Comienzo de la temporada 74° (gentileza Mozarteum argentino (Foto: Liliana Morsia))

Comienzo de la temporada 74°

Mozarteum argentino. Prague Chamber Soloists. Director y solista: Radek Baborák. Obras de Mozart, Haydn, Britten, Sinigaglia y Schubert/Mahler. Teatro Colón, Libertad 621.

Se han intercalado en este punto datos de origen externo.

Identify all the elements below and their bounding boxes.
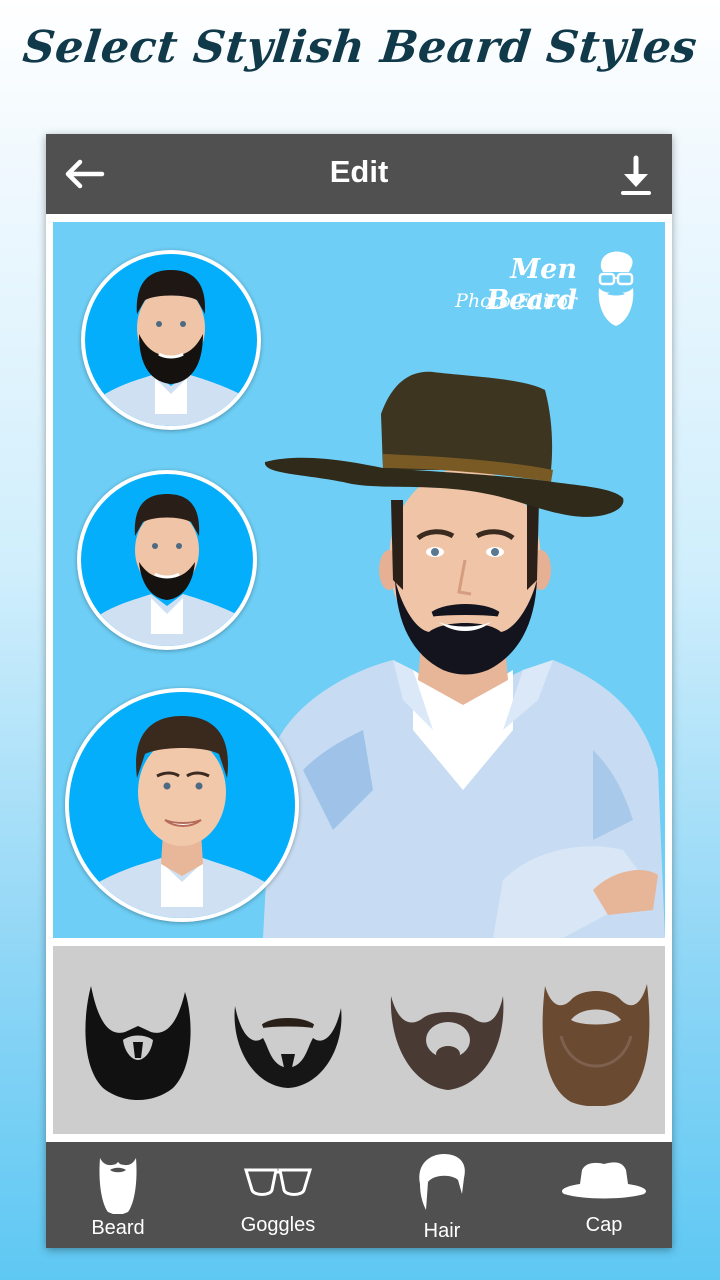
beard-style-1[interactable]: [73, 976, 203, 1106]
beard-style-3[interactable]: [383, 976, 513, 1106]
thumbnail-portrait: [89, 716, 275, 918]
download-button[interactable]: [618, 154, 654, 198]
beard-style-2[interactable]: [223, 976, 353, 1106]
app-screen: Edit Men Beard Photo Editor Beard Goggle…: [46, 134, 672, 1248]
thumbnail-full-beard[interactable]: [81, 250, 261, 430]
app-bar: Edit: [46, 134, 672, 214]
nav-beard[interactable]: Beard: [48, 1142, 188, 1248]
nav-goggles[interactable]: Goggles: [208, 1142, 348, 1248]
thumbnail-short-beard[interactable]: [77, 470, 257, 650]
thumbnail-original[interactable]: [65, 688, 299, 922]
nav-label: Cap: [585, 1214, 623, 1236]
app-logo: Men Beard Photo Editor: [417, 248, 647, 328]
beard-style-4[interactable]: [531, 976, 661, 1106]
nav-label: Goggles: [240, 1214, 316, 1236]
thumbnail-portrait: [95, 270, 247, 426]
bearded-man-icon: [598, 251, 634, 326]
beard-icon: [99, 1158, 137, 1214]
main-photo[interactable]: [263, 370, 665, 938]
beard-style-tray: [53, 946, 665, 1134]
edit-canvas[interactable]: Men Beard Photo Editor: [53, 222, 665, 938]
nav-label: Beard: [91, 1217, 145, 1239]
hair-icon: [419, 1154, 465, 1210]
nav-hair[interactable]: Hair: [372, 1142, 512, 1248]
bottom-nav: Beard Goggles Hair Cap: [46, 1142, 672, 1248]
download-icon: [621, 155, 651, 195]
nav-cap[interactable]: Cap: [534, 1142, 674, 1248]
goggles-icon: [243, 1168, 313, 1196]
thumbnail-portrait: [91, 494, 243, 646]
screen-title: Edit: [329, 154, 389, 189]
cap-icon: [561, 1162, 647, 1199]
promo-headline: Select Stylish Beard Styles: [20, 22, 700, 73]
nav-label: Hair: [423, 1220, 461, 1242]
logo-subtitle: Photo Editor: [455, 290, 577, 312]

El Mozarteum Argentino comenzó sus actividades del año con una velada destacada en la que la Prague Chamber Soloists dirigida por Radek Babórak vislumbra un horizonte con nombres impactantes para el resto del año. Entre ellos Philippe Herreweghe junto al Orchestre des Champs Élysées, el contratenor Jakub Józef Orliński, el pianista András Schiff, la joven violinista María Dueñas, y Christophe Rousset al frente del Monteverdi Choir con los English Baroque Soloists. 
La apertura con el “Divertimento en fa mayor K 138”, compuesta por Mozart a sus quince años, surgió con trazo firme y vitalidad rítmica, al exhibir un conjunto de precisión y un liderazgo que prioriza la claridad de líneas. La música fluyó con naturalidad, sin rigideces, con un pulso que sostuvo la arquitectura sin perder frescura.

Babórak, en su rol solista del “Concierto para corno en re mayor” de Haydn, desplegó un virtuosismo notable. El sonido se mantuvo homogéneo en todo el registro y las cadenzas mostraron audacia sin caer en el efectismo. Musicalidad antes que exhibición, con un fraseo que evitó el énfasis innecesario.

La “Simple Symphony” de Britten exigió otra paleta. Allí el ensamble mostró versatilidad, con ataques definidos en los extremos y una delicadeza valiosa en los movimientos centrales. El pizzicato, donde los dedos pulsan las cuerdas, apareció con precisión y juego interno, mientras la sarabanda alcanzó un lirismo contenido y expresivo.

El equilibrio encontró un punto alto en el “Romance op. 3” del italiano Leone Sinigaglia. La obra, de escucha poco frecuente, se reveló como una trama de diálogo constante entre el corno y las cuerdas. No hubo jerarquías rígidas sino un tejido sonoro donde la intervención de Babórak se integró con especial belleza en el intercambio con la viola de Karel Untermüller. 
El cierre con la fantástica versión para cuerdas de “La muerte y la doncella” de Schubert, en arreglo de Mahler, concentró la mayor densidad expresiva. La lectura expuso contrastes marcados, con zonas de tensión opresiva y destellos de luz que emergieron con nitidez. La concertino Martina Bačová condujo con solvencia los diálogos internos y el conjunto logró una mesura cuidada entre contundencia y sutileza.

Los bises ofrecieron un giro festivo. El director agradeció en español y presentó dos melodías jasídicas de Lev Kogan, “Shalom Aleichem” y “Feilach”. Hubo además un momento espontáneo cuando el público entonó el Feliz Cumpleaños a la celista Hana Baboráková Shabuová. El cierre llegó con “Fracanapa” de Astor Piazzolla, gesto de cercanía que selló una noche celebrada con entusiasmo.